9:15 am
Richie's Guest House
Think I fucked up. Big time.
I was sitting at the breakfast table this morning with Richie and Dorothea and Jake and Romey, talking about what we were going to do today. Richie had the Today Show on that flat-screen in his kitchen and we were kinda half-listening to it while we were chatting.
Richie was teasing Romeo about taking him to the zoo and putting him in the monkey cage and Jakey was laughing and Dorothea was just watching them and smiling while she drank her coffee. I had one eye on the TV, waiting for the weather forecast to see if it was supposed to clear up so maybe we could hit the beach later and see some actual sun.
Well Natalie Morales was doing the news, and she's hot, so of course she caught my attention. She was doing a little feel-good piece on this YouTube video that's gone viral, of a cute little baby laughing and giggling then freezing when he sees/hears his Mama blow her nose. I saw it a couple days ago, it's adorable. Anyway, they were showing the video and I got everybody's attention and told them to watch. We all got a good chuckle out of it.
After Natalie went on to another story I was just sitting there grinning and sipping at my coffee and thinking about how funny that baby was and kinda daydreaming of all the fun little moments like that Cate and I have to look forward to. I guess I must have chuckled to myself or something because Richie noticed and asked me what was so funny. Without thinking I answered him honestly -- that I can't wait until Cate and I have a little one running around the house.
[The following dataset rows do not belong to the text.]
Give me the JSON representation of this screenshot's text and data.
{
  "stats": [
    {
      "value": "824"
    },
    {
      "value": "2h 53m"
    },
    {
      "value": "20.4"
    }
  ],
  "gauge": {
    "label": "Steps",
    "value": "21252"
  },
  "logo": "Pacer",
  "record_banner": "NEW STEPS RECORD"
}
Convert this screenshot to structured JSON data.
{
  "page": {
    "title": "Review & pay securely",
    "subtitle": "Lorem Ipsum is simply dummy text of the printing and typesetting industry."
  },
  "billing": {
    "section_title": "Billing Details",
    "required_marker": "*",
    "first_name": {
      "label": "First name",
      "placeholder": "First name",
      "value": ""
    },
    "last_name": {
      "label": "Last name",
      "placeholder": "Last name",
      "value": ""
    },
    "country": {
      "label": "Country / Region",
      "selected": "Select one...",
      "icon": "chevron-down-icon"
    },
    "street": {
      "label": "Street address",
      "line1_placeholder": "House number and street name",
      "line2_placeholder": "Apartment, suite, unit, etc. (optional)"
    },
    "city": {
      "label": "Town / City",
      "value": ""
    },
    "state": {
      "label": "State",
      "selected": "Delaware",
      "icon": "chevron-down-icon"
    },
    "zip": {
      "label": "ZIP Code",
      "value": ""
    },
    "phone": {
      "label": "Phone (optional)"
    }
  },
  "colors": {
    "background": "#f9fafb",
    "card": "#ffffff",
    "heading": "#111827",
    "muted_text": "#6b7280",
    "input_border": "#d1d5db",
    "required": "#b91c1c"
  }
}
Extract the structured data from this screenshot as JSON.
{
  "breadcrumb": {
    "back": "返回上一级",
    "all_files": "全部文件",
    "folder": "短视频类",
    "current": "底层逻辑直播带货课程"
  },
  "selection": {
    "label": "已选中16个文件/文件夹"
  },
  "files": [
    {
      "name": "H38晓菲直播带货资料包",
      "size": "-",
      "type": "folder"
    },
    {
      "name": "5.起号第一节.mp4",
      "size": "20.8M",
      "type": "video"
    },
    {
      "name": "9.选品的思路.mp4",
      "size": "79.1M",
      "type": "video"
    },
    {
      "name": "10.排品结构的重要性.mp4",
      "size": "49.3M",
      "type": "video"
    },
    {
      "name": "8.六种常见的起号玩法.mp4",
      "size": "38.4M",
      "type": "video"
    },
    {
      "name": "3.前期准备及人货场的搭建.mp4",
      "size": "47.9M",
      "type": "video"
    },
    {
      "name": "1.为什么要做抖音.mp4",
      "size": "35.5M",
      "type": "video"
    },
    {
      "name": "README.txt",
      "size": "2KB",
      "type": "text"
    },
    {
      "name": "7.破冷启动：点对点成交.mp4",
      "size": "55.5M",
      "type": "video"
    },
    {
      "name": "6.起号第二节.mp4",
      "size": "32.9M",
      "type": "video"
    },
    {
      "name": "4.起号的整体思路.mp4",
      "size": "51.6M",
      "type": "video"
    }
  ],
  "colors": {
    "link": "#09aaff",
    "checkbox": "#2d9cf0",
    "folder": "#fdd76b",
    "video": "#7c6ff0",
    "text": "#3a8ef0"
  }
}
The second the words were out of my mouth I thought Oh FUCK! I know I grimaced, and I closed my eyes. Every bit of noise except the TV went silent, just stopped. Even Jake and Romeo were quiet, though I don't think they knew why. They must have just picked up that something was strange.
When I opened my eyes again Richie was just staring at me with his mouth hanging open, then he got his gigantic grin on his face and said "Dude, that's AWESOME!" He stuck out his hand across the table, and of course I shook it.
And then I looked at Dorothea. She looked like she had seen a ghost. When our eyes met she quickly looked away, took a big gulp of her coffee and tried to hide her expression behind her mug. She pulled it together fast, though. She gave me a little smile and said "Johnny, that's wonderful." But I could hear the tremble in her voice.
Christ, I didn't want to tell her like that. Actually, I didn't want to tell her or Richie or anybody else until Cate was ready for them to know. Hell, we hadn't even really talked about telling anyone yet, because her actually getting pregnant is still a ways off.
I know Dorothea's shocked. After all, when Romeo was born I said I was done, my family was complete. She went with me when I got my vasectomy. She's the mother of my children, the only woman who can say that. For now, anyway. I hope she's not angry or threatened that Cate and I want to have a baby. It won't change how important she is, she will always be, to me.
Her head must be spinning right now. God, I hope she's not pissed or resentful. If I know Dorothea she's telling herself this is a good thing, she wants me to be happy, it's none of her business because she's not my wife anymore. But I also know her well enough to know it must hurt, too, to think of me sharing a child with someone else. I'm not naive enough to think it wouldn't affect me if she were to bear another man's child, even though she's not my wife anymore.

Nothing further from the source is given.